CHICAGO (November 12, 2007) With violence plaguing inner-city youth at epidemic rates, the report of a new study in the November issue of The Journal of the American College of Surgeons illustrated a research-based approach to confronting this national problem. The study showed that Caught in the Crossfire, a hospital-based peer intervention program, reduced involvement in the criminal justice system among youth aged 12 to 20. Additionally, this program proved to be cost efficient in comparison with the cost of a stay in a juvenile detention center.

In 2001, the US Surgeon General warned of an epidemic in youth violence, calling for a research-based approach to systematically confronting the problem. Despite the attention, this issue continues to be a major public health concern in the US, where intentional violent trauma is the second leading cause of death among youth between the ages of 15 and 24. Violence among youth is notably worse in some inner-city areas, including Oakland, CA, where this study took place.

This study demonstrates that investing dollars in preventive intervention programs is not only a good public health practice, but it is a good economic practice as well, said Daniel Shibru, MD, University of California, San Francisco. The findings are particularly significant because it proves that peer intervention programs like Caught in the Crossfire can reduce retaliatory youth violence as well as their involvement in the criminal justice system, especially as they return to the same violent environments where their injuries occurred.

This retrospective, comparative double cohort study included 154 patients treated at a university-based urban trauma center in Alameda County, CA. Patients were 12 to 20 years of age and were hospitalized for intentional violent trauma. The two groups evaluated included the enrolled group of 75 patients with a minimum of five interactions with an intervention specialist and the control group of 79 patients who were selected based on age, gender, ethnicity or race, type of injury and year of hospitalization. Follow-up review for both groups was conducted over a period of 18 months after the date of their initial hospitalization and injury to determine three outcomes: whether they had died, had been re-hospitalized for another intentional violent injury, or had been involved or reinvolved with the criminal justice system.

Participants in the hospital-based peer intervention program reduced risk of criminal justice involvement for at-risk youth six months after completion of the one-year program (relative risk=0.67; 95% CI, 0.45, 0.99; p=.04). Based on a logistic regression analysis of age, gender and ethnicity or race, the study showed that only age (under 17 years) had a confounding effect on the association between program participation and criminal justice involvement (relative risk=0.71; p=0.043). After successful treatment through the program, risk of subsequent violent criminal behavior was reduced by 7 percent compared to the control group (p=0.15). Risk of death, physical re-injury and re-hospitalization from intentional violence were similar between both groups.
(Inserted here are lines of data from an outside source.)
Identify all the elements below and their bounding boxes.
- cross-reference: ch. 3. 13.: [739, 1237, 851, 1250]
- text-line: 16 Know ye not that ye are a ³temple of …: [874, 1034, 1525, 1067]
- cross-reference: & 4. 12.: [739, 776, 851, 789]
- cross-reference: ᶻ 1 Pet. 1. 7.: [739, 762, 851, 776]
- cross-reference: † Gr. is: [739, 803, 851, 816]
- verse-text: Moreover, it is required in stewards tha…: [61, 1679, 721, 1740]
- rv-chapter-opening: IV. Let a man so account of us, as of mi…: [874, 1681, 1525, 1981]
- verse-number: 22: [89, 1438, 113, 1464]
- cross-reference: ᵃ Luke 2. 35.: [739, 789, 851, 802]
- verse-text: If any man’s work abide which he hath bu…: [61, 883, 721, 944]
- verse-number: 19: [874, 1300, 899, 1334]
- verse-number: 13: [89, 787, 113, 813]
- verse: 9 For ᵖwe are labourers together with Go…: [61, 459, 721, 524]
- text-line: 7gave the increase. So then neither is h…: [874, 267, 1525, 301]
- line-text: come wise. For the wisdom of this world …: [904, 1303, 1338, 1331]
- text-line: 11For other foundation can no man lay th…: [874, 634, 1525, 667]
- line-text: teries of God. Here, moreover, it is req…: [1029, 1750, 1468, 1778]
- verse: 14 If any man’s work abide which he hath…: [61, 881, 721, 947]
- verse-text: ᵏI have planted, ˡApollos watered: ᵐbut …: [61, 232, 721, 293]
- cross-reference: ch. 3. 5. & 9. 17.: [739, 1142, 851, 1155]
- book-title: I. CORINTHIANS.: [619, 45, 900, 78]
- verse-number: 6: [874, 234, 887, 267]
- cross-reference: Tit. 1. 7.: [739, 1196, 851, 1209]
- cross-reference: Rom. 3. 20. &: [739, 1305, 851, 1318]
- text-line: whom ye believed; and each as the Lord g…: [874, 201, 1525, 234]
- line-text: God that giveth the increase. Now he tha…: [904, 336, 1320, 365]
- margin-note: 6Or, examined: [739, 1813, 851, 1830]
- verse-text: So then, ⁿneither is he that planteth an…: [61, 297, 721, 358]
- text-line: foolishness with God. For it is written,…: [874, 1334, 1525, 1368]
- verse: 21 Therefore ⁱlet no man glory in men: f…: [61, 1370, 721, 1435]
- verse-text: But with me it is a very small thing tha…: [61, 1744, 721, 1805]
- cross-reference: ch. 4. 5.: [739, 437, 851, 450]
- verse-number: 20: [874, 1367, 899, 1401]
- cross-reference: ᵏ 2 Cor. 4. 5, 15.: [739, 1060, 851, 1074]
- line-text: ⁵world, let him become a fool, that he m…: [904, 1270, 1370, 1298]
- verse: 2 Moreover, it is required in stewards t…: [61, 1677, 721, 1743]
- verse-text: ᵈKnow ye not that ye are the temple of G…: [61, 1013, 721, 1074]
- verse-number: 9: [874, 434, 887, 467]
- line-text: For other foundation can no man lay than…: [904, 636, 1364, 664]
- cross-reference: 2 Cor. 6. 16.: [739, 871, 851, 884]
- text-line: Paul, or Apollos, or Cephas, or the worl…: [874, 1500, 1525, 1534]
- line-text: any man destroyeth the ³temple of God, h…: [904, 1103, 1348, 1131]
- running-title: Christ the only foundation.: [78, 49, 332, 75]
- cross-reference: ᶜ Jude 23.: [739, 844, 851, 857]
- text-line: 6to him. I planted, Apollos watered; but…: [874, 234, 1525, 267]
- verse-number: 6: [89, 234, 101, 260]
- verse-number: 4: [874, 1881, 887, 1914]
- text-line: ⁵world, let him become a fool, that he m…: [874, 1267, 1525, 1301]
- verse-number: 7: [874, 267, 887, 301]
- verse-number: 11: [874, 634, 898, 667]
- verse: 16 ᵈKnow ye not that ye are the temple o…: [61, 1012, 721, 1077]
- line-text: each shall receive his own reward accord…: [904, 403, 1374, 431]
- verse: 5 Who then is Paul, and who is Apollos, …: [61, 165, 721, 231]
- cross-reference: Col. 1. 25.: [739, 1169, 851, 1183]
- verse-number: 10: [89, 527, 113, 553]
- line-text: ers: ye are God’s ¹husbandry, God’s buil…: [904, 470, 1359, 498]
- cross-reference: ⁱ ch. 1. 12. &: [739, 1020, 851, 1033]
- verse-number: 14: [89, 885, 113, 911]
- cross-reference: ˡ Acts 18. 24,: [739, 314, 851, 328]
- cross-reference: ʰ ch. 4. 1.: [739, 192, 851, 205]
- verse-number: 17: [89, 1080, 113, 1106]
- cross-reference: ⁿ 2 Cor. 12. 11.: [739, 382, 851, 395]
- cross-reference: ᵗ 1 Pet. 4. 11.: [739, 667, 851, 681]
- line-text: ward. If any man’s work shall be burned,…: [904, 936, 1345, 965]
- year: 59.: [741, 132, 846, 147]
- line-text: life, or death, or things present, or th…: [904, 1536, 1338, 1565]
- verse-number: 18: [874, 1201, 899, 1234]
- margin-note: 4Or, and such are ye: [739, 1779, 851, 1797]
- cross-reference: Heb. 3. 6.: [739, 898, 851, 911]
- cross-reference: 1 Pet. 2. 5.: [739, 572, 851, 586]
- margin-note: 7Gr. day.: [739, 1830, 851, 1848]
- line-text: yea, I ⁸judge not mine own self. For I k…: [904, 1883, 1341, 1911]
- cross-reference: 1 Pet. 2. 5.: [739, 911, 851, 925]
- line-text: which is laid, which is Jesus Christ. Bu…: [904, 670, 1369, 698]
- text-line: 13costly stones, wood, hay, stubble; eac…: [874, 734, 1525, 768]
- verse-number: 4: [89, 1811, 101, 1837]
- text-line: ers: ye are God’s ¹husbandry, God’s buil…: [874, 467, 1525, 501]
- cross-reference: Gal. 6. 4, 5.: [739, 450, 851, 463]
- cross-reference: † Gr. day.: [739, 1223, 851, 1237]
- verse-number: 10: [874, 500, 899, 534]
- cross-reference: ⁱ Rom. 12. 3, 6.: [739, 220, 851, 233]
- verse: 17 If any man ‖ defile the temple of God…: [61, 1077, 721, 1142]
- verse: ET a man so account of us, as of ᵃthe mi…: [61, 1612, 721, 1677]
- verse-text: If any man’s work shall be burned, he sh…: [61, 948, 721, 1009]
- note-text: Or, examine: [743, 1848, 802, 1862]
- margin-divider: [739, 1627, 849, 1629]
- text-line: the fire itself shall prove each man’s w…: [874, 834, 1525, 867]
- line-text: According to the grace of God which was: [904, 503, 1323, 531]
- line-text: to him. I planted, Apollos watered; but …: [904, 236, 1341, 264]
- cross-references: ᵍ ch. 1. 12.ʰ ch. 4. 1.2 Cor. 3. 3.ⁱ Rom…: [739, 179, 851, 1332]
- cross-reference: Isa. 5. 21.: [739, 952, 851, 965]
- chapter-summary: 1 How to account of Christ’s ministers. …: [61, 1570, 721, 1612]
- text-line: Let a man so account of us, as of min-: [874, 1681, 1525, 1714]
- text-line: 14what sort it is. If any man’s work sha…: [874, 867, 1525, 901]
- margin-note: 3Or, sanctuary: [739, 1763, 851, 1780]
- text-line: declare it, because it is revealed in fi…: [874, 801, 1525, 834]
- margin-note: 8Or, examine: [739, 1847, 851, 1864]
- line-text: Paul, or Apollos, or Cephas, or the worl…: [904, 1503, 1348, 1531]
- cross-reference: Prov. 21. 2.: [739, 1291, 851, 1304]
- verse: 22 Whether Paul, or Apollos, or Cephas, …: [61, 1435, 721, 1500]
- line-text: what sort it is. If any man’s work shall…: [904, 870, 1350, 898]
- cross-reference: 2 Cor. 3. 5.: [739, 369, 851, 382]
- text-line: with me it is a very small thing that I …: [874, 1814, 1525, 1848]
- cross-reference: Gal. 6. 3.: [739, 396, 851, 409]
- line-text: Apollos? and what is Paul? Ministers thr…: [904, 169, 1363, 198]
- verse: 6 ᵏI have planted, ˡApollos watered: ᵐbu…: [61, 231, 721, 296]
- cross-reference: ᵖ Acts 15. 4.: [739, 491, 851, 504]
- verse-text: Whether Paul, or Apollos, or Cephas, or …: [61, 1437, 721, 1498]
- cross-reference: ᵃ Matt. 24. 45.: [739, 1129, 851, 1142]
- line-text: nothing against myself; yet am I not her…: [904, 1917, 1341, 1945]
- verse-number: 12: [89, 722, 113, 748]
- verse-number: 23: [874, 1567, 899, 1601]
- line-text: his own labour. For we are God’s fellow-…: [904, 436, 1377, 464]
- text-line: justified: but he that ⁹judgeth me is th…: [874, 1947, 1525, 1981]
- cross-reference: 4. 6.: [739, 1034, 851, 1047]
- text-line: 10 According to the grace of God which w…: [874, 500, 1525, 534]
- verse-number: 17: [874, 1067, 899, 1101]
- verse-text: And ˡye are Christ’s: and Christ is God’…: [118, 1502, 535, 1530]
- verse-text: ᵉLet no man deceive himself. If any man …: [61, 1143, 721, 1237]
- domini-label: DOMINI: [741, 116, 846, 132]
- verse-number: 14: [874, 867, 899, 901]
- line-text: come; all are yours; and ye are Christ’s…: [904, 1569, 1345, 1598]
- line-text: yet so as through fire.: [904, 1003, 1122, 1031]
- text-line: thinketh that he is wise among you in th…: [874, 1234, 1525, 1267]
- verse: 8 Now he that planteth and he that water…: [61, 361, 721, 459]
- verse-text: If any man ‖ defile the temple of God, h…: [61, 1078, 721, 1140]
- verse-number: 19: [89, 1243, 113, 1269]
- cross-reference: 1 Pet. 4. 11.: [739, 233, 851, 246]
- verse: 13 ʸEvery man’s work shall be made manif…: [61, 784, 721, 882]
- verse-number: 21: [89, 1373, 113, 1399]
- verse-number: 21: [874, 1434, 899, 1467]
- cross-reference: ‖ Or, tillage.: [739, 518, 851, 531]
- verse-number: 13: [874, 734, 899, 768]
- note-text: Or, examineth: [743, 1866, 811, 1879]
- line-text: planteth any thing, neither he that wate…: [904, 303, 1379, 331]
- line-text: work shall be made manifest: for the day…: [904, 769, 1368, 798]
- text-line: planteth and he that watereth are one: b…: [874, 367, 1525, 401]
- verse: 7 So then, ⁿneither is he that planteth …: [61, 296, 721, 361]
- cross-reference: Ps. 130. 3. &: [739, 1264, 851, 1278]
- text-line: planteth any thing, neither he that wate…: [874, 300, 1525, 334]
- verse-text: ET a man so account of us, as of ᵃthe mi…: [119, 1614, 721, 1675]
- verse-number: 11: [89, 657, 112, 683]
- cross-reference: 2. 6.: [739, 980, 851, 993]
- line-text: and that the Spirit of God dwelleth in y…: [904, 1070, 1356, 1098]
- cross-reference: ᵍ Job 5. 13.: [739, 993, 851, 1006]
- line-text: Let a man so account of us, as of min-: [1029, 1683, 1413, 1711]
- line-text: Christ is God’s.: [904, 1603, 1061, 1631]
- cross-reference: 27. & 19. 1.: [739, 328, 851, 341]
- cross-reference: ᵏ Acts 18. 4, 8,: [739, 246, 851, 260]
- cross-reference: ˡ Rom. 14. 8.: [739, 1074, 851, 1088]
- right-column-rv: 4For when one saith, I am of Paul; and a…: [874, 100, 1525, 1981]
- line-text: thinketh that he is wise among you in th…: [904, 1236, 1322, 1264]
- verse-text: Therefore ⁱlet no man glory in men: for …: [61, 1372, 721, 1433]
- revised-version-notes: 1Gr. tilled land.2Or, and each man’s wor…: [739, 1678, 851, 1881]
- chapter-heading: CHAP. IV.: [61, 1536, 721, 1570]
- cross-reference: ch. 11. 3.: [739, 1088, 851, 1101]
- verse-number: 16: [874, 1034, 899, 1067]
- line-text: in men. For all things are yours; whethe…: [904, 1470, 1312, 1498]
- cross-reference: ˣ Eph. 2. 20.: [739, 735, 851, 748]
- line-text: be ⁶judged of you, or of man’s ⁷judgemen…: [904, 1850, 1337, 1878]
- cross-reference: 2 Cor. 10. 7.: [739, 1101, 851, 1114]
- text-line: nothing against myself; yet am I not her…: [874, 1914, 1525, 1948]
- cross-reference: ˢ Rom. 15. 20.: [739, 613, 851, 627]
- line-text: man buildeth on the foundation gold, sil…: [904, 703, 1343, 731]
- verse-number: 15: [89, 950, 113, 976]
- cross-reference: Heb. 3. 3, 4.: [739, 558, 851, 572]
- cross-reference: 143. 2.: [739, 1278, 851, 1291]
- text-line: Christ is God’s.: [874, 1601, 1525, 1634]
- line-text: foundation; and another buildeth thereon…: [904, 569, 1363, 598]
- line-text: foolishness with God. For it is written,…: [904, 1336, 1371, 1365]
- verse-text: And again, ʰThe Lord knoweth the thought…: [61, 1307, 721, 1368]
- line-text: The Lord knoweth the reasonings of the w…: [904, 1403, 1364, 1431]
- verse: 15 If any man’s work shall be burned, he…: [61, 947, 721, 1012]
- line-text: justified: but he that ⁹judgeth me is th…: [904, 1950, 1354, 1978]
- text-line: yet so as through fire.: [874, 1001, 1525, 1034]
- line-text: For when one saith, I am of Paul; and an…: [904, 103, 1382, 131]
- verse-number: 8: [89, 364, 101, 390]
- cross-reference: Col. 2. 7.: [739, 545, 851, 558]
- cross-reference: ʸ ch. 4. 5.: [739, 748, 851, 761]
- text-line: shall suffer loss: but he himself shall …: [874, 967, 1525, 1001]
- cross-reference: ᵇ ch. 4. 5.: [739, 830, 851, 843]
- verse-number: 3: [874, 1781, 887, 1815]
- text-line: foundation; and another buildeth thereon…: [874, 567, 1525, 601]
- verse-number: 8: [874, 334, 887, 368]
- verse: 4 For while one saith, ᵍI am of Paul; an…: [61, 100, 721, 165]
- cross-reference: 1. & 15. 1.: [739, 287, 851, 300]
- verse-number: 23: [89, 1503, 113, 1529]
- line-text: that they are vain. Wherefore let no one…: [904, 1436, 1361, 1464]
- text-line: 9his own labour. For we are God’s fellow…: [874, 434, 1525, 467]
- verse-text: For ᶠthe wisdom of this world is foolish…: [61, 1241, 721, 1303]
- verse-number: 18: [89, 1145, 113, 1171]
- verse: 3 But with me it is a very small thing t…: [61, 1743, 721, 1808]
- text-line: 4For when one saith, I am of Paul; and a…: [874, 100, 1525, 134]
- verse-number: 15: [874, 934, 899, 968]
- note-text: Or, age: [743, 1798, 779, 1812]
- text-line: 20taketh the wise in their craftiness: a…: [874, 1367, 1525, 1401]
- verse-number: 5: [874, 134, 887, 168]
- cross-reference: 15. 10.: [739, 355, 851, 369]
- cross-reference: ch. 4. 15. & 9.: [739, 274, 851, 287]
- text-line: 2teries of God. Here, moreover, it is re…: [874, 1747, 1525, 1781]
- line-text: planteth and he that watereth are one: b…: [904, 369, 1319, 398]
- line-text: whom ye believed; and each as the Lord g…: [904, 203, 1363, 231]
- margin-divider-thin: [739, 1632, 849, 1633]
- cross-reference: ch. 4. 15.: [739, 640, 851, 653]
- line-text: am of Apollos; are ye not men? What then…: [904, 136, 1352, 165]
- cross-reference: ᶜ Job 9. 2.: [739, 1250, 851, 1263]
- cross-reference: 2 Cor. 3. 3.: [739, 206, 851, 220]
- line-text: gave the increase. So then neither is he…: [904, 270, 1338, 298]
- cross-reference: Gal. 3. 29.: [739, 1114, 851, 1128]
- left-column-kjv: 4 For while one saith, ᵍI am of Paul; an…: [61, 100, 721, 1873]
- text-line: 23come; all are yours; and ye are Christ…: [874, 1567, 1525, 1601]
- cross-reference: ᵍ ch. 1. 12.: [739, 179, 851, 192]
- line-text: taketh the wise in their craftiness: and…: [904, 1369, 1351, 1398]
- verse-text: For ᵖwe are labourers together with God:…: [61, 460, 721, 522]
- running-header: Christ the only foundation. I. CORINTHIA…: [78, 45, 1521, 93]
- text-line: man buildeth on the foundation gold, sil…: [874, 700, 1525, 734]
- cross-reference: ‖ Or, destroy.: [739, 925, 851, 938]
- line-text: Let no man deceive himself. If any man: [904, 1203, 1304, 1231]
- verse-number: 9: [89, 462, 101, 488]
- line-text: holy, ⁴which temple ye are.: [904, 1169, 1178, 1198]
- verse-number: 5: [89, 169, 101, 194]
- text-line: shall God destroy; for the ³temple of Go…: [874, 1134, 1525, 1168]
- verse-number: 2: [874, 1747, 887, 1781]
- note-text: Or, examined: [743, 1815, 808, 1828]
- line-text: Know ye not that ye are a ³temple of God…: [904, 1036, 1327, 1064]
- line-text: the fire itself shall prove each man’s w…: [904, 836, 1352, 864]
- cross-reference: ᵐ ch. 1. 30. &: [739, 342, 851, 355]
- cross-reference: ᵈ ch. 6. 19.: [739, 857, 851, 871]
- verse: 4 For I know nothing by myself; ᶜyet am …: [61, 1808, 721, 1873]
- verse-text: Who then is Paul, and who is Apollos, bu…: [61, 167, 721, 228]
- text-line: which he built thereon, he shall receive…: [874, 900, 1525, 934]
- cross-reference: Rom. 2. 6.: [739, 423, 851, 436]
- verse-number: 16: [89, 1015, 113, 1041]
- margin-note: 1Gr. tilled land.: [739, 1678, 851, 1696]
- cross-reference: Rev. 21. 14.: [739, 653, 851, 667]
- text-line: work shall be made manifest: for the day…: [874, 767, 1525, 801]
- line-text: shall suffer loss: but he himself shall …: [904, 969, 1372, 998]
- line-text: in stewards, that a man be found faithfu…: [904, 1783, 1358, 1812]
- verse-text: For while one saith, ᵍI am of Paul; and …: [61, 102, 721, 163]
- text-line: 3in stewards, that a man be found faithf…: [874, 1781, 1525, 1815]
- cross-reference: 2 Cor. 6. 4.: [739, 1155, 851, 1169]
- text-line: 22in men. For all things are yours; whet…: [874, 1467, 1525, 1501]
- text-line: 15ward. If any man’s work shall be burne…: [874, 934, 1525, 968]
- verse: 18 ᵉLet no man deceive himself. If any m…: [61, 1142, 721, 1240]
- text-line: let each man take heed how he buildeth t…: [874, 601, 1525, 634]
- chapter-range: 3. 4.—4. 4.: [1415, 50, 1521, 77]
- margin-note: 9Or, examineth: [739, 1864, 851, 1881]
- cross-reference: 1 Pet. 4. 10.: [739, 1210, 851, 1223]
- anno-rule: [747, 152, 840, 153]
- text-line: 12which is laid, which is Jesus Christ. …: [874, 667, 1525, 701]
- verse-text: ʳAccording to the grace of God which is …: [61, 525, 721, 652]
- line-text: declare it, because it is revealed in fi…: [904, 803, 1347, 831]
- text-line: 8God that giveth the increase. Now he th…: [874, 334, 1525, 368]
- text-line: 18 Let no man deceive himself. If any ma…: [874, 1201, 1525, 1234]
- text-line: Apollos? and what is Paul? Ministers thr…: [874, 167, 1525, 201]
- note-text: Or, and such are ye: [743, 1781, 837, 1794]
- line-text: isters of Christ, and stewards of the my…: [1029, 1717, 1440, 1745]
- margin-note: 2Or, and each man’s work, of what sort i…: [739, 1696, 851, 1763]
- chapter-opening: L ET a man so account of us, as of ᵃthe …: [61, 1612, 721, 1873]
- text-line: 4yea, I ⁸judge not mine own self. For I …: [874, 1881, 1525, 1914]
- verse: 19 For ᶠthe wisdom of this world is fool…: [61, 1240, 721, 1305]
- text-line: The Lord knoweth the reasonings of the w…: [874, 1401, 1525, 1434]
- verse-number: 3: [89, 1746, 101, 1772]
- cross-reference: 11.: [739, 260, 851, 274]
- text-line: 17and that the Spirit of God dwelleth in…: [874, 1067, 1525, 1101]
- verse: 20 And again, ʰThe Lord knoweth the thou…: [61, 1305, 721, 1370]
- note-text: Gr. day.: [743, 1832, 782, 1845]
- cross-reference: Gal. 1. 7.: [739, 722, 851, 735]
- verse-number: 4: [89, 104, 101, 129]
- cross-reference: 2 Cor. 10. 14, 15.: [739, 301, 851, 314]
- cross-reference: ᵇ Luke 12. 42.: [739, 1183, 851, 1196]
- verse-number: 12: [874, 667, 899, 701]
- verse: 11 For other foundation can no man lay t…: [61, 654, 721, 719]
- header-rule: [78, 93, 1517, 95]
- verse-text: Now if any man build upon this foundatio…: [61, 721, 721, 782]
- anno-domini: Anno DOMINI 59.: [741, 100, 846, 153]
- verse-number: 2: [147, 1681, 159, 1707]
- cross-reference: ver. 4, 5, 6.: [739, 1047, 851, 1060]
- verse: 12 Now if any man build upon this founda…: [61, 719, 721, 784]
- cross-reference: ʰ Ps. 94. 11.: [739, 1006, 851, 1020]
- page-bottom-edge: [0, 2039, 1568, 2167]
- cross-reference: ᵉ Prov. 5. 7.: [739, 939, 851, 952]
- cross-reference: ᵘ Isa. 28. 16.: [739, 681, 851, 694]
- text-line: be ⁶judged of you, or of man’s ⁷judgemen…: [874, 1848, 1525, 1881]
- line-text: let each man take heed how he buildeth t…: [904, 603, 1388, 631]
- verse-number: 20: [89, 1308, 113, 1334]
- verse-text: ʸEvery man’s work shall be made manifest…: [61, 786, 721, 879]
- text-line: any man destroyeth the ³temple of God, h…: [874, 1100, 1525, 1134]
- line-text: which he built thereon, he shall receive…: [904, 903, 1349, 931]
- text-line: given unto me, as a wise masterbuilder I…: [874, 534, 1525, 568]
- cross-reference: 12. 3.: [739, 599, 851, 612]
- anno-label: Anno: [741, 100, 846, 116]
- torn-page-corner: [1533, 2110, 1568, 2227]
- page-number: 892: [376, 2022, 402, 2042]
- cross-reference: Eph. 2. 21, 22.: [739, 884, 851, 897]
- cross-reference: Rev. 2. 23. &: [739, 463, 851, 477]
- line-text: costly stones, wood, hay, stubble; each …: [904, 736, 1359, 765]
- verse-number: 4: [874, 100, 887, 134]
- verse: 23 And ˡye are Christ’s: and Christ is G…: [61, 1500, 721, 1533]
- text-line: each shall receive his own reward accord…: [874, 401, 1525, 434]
After a significant association was established between program participation and subsequent criminal justice involvement, attributable risk calculations showed that 16 percent of risk reduction in criminal justice involvement can be attributed to the peer intervention program. To prevent a single adverse criminal outcome, six patients needed to be treated through the program.

The cost of the program, which treats 75 to 100 youth annually, is approximately $3,500 per patient per year. The annual cost for a juvenile detention center admission in Alameda County is $80,000 per person. Since six patients need to be treated through the program to see a 16 percent risk reduction in involvement in the criminal justice system, the intervention programs annual cost amounts to $60,000 less per patient than the cost of incarceration in the juvenile detention system. Annually, this program could produce a total cost reduction of approximately $750,000 to $1.5 million, assuming that each juvenile who is rearrested and reconvicted spends one year in a detention center.